Data rooms tell you what a business looks like. They rarely tell you what a business is about to face. When a mid-market private equity fund began evaluating a diagnostic services chain operating across four Indian states, the financial picture was clean and the management team was credible. What nobody in the room could answer was whether the conditions that made the business attractive would still exist three years into the hold period.
That is the question that brought them to Nextyn.
The fund had built its investment thesis around two assumptions. The first was that reimbursement rates under Ayushman Bharat, India's national health assurance scheme, would remain stable across the five-year hold period. The second was that the competitive position in the tier-two cities where the target operated most of its facilities was as durable as the management presentation suggested.
Neither assumption could be stress-tested using publicly available information. The policy documents explained how Ayushman Bharat worked. They said nothing about where the rates were heading. The industry reports described the competitive landscape as it existed twelve to eighteen months earlier. None of it could answer the question that actually mattered: what is happening in these specific markets right now, as seen by the people operating inside them?
Nextyn was engaged to source practitioners with direct, current experience in India's diagnostic services sector, specifically in the geographies the target operated in. The brief was precise. The fund needed people who could speak to reimbursement policy implementation at the state level, competitive dynamics in tier-two diagnostic markets, and the operational realities of running a network heavily dependent on government scheme revenue.
Over eight days, Nextyn sourced and facilitated conversations with seven practitioners. Two were former senior officials from the state health departments in the relevant states, each with direct involvement in implementing Ayushman Bharat at the operational level. Three were former executives from competing diagnostic chains who had run businesses in the same tier-two city markets. Two were healthcare consultants with active mandates advising similar businesses on pricing and government relations strategy. Calls were conducted in English and Hindi according to each practitioner's preference, with moderation provided by Nextyn's team where requested.
The picture that came back from the call programme was materially different from the one in the data room, in two specific areas.

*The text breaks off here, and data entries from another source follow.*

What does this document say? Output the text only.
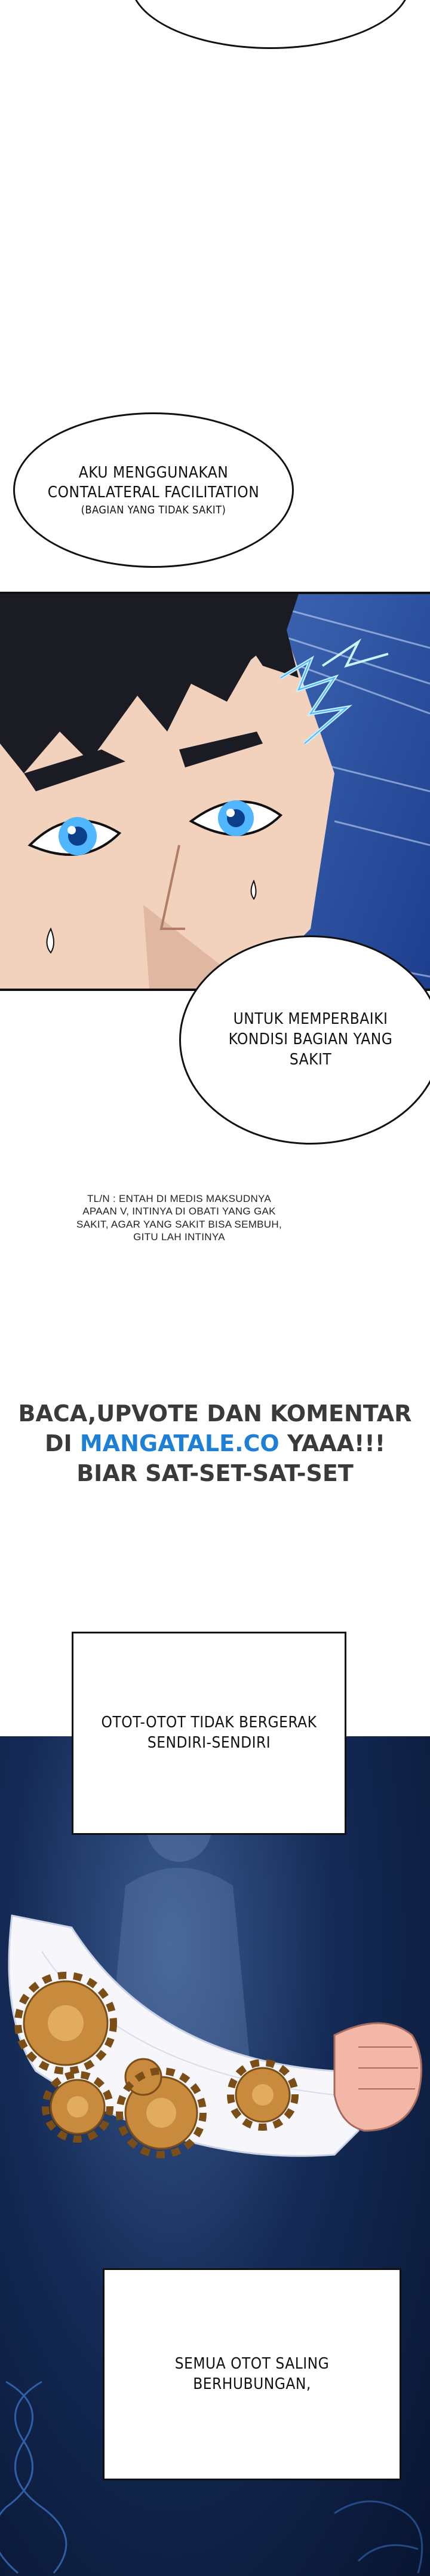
AKU MENGGUNAKAN
CONTALATERAL FACILITATION
(BAGIAN YANG TIDAK SAKIT)
UNTUK MEMPERBAIKI
KONDISI BAGIAN YANG
SAKIT
TL/N : ENTAH DI MEDIS MAKSUDNYA
APAAN V, INTINYA DI OBATI YANG GAK
SAKIT, AGAR YANG SAKIT BISA SEMBUH,
GITU LAH INTINYA
BACA,UPVOTE DAN KOMENTAR
DI MANGATALE.CO YAAA!!!
BIAR SAT-SET-SAT-SET
OTOT-OTOT TIDAK BERGERAK
SENDIRI-SENDIRI
SEMUA OTOT SALING
BERHUBUNGAN,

On the reimbursement question, both state health department practitioners independently described an active policy review at the ministry level covering the specific diagnostic procedures that made up the majority of the target's scheme-linked revenue. Both described the review as being driven by fiscal pressure on state governments, which are responsible for co-funding the scheme. Neither expected current rates to hold through the investment period without renegotiation. This was not a published position. It was the practitioner's view of a process that had not yet produced a single public document.
On competitive dynamics, three of the former diagnostic executives independently described accelerating capacity addition by well-funded national chains in the exact tier-two cities the target considered its most defensible markets. The same government scheme volumes underpinning the target's growth story had made those cities attractive enough for national players to prioritise. The competitive moat the management team described had been real two years earlier. It was narrowing.
The fund did not walk away. What the research produced instead was a fundamentally different framing of the risk. The reimbursement trajectory moved from a downside scenario into the base case financial model, which changed the entry valuation discussion materially. The competitive dynamics finding led the fund to include specific operational milestones in the investment structure, tied to network expansion in markets where the competitive pressure was least advanced, as conditions for releasing the second tranche of capital.
When the findings were shared with the management team, they confirmed both the reimbursement review and the competitive incursion in two of the tier-two markets. The primary research had surfaced what the data room had not.
India attracts billions in private capital across its healthcare sector every year. It is also one of the most information-asymmetric investment environments in Asia. The gap between what published sources describe and what is actually happening at the sub-state level, where most healthcare businesses actually operate, is wider in India than in most comparable markets. Understanding state-level policy implementation, ground-level competitive dynamics, and the practitioner view of where the sector is heading requires access to people who are embedded in those markets. No secondary source can give you that.